Employee dissatisfaction is getting wildly out of hand. Right Management conducted a survey in which they gathered responses from 411 workers in the US and Canada. The survey found that a mere 19% were satisfied with their jobs and another 16% said they were “somewhat satisfied”. The rest were either “somewhat unsatisfied” or “completely unsatisfied.” These numbers are dismal and your organization might be in the same state. So what’s going on here?
Burnout, stress and frustration have gone on too long in the corporate world as the norm at work. No one complains, nothing gets done and employees and business suffer. Poor pay and increasing workload was the leading factor in why 8 out of 10 US workers are stressed about their jobs, revealed by a Harris Interactive Annual Workplace Stress Study of over 1,000 employed Americans.
Burnout leads to turnover and turnover leads to monetary losses for the company. What most companies perceive they are saving in lower labor costs, they are probably paying for in turnover. A study from the Center for American Progress reveals that for all US jobs earning less than $50,000 per year (40%), the average cost of replacing an employee amounts to 20% of the person’s annual salary.
While it would be fantastic to simply pay more, those decisions are quite often out of direct leadership’s hands. Forbes contributor, Nicole Marie Richardson, defines 10 ways to reduce office stress. Among them: encourage frequent breaks, smile often and don’t sweat the small stuff.
We’ve all had at least one bad boss. Employer/employee relationship issues are the number one reason that employees voluntarily leave a position. Seventy-five percent of people voluntarily leaving their job are doing so because of their boss, not their position. It’s old news that employees quit bosses, not jobs. There’s nothing new here, except for the solution.
Smart leaders are doing away with traditional yearly employee feedback surveys. They are now switching to a more targeted and frequent way of soliciting and implementing feedback. These companies are collecting feedback on a monthly basis, but it works both ways; a Towers Watson study shows that 43% of engaged employees receive feedback at least once a week. This strategy makes the process far less painstaking. Instead of a huge yearly process, it is broken down into multiple surveys that are quick to take, organize and implement. Additionally, this method allows the information gathered to be acted upon in a timely manner. Yearly surveys are so ineffective because nothing is acted upon when the issue actually occurs.
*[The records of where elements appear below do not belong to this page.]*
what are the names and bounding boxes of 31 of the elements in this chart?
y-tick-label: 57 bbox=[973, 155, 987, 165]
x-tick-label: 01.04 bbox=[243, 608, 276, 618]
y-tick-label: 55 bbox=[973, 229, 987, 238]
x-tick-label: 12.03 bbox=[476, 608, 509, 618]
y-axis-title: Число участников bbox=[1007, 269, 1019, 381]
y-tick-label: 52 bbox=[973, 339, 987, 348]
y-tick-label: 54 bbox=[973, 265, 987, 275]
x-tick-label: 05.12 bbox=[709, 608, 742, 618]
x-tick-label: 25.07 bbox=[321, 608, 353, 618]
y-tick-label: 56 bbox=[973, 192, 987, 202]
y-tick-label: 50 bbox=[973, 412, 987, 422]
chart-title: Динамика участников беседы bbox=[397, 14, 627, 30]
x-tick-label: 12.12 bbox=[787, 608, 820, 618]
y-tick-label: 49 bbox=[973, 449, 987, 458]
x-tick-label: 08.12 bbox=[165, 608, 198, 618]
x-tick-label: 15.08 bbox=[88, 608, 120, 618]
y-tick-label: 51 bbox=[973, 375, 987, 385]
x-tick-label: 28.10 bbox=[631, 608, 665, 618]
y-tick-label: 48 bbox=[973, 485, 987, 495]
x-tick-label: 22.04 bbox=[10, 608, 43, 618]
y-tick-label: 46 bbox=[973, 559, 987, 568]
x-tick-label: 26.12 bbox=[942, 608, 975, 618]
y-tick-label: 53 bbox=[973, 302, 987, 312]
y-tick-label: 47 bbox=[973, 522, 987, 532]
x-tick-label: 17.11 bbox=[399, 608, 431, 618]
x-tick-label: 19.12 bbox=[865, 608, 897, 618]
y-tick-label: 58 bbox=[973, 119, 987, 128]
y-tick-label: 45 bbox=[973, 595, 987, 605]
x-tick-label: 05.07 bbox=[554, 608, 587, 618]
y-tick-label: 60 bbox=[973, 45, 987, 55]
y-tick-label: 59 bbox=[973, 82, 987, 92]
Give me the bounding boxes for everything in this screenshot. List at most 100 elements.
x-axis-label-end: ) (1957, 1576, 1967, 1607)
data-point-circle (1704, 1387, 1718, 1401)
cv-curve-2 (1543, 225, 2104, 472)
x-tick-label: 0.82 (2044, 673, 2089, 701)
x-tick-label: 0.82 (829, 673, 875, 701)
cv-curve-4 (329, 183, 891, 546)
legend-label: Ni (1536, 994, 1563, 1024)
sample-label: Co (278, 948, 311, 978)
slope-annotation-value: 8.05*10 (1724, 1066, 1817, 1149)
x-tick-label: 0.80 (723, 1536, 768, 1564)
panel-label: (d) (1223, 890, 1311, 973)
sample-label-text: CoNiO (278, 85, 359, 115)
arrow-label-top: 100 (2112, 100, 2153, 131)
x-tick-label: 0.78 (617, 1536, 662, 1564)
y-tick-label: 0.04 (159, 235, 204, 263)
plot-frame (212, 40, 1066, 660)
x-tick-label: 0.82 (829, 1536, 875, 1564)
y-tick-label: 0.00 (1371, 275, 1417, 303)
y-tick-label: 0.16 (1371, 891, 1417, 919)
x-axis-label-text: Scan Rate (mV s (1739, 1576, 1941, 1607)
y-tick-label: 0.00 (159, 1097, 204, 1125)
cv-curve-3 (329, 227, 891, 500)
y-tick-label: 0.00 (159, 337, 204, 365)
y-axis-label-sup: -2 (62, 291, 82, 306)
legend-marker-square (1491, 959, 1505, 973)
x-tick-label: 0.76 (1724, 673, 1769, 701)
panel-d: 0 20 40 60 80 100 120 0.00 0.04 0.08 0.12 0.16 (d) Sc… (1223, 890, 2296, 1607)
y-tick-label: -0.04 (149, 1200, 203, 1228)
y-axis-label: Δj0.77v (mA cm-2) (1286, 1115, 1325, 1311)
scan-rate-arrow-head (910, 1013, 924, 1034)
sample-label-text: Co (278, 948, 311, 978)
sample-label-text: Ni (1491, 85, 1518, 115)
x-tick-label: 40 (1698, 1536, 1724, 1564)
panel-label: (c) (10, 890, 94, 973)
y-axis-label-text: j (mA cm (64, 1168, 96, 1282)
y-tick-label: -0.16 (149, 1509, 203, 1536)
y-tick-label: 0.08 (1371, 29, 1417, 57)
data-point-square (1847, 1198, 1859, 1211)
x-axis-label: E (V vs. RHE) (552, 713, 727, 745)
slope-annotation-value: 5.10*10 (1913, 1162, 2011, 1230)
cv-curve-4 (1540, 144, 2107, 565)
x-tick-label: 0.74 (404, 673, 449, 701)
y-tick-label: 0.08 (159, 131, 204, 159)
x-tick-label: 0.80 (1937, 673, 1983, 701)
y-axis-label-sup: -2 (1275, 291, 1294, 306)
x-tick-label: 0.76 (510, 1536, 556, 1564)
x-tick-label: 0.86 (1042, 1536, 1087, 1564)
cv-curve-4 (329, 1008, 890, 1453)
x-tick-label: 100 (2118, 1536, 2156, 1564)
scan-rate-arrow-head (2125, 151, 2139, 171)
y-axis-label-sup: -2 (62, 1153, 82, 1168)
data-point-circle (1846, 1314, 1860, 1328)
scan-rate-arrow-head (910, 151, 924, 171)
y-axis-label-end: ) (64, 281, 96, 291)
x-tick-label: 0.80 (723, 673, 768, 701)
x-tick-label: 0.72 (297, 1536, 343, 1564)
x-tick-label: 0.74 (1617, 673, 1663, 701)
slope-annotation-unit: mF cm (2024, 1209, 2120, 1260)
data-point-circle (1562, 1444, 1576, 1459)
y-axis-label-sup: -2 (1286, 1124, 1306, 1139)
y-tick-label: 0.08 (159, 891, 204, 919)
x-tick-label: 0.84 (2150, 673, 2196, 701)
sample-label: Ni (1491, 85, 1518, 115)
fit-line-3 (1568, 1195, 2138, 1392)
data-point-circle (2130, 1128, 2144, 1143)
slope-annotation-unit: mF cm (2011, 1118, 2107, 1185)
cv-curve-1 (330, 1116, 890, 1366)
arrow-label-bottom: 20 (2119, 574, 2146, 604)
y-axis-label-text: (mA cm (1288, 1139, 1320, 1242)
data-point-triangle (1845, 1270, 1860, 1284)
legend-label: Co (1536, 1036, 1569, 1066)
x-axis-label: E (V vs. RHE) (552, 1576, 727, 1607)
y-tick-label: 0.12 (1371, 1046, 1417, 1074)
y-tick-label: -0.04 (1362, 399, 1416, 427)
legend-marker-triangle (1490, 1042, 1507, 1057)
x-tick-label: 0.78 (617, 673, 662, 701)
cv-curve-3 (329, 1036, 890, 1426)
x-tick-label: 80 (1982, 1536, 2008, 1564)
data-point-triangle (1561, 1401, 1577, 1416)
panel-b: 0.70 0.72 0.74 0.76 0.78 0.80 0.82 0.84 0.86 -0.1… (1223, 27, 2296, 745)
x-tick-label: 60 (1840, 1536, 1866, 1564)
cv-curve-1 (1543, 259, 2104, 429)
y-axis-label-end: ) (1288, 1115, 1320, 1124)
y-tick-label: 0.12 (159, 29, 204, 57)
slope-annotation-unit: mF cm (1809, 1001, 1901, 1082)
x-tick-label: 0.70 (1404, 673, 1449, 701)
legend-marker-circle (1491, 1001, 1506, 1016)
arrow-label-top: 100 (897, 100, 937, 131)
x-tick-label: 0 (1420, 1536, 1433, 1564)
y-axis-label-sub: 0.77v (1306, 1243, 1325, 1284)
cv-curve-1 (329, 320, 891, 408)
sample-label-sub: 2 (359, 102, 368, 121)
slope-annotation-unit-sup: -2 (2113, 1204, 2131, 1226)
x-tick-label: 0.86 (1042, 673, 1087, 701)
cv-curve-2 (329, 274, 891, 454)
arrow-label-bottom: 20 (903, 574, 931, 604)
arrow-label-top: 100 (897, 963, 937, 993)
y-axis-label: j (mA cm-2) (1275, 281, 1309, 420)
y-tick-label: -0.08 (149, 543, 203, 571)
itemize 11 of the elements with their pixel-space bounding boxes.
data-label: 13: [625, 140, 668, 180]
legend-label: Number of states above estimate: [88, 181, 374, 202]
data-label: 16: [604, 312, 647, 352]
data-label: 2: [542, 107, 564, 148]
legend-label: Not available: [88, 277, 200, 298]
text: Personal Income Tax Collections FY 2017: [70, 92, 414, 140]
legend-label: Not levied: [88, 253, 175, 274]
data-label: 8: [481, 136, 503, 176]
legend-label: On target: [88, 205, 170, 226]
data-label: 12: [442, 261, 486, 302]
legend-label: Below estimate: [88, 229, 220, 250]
A Gallup poll uncovered that 70% of US workers are not engaged at work. Disengaged workers are less productive, less creative and they affect those engaged workers around them negatively. It also affects the bottom line; companies with engaged employees outperform those without by 202%.
Dale Carnegie, a leader in employee engagement, offers 5 tips to get your workforce engaged:
• Senior leadership must articulate a clear vision to all employees.
• Employees should be encouraged to communicate openly and influence the company’s vision through their input.
• Direct managers should foster healthy relationships with their employees.
• Senior Leadership should continuously demonstrate that employees have an impact on their work environment.
• Managers should show employees that they are valued as true contributors, giving them a sense of empowerment.
Whether it’s burnout, boss problems or disengagement, the numbers are saying that a majority of employees are having these issues. Just one of these workplace dissatisfiers could be enough to kill a career. Do your company numbers match the statistics found in this post? If so, you’re in the majority and this is one time that you don’t want to be.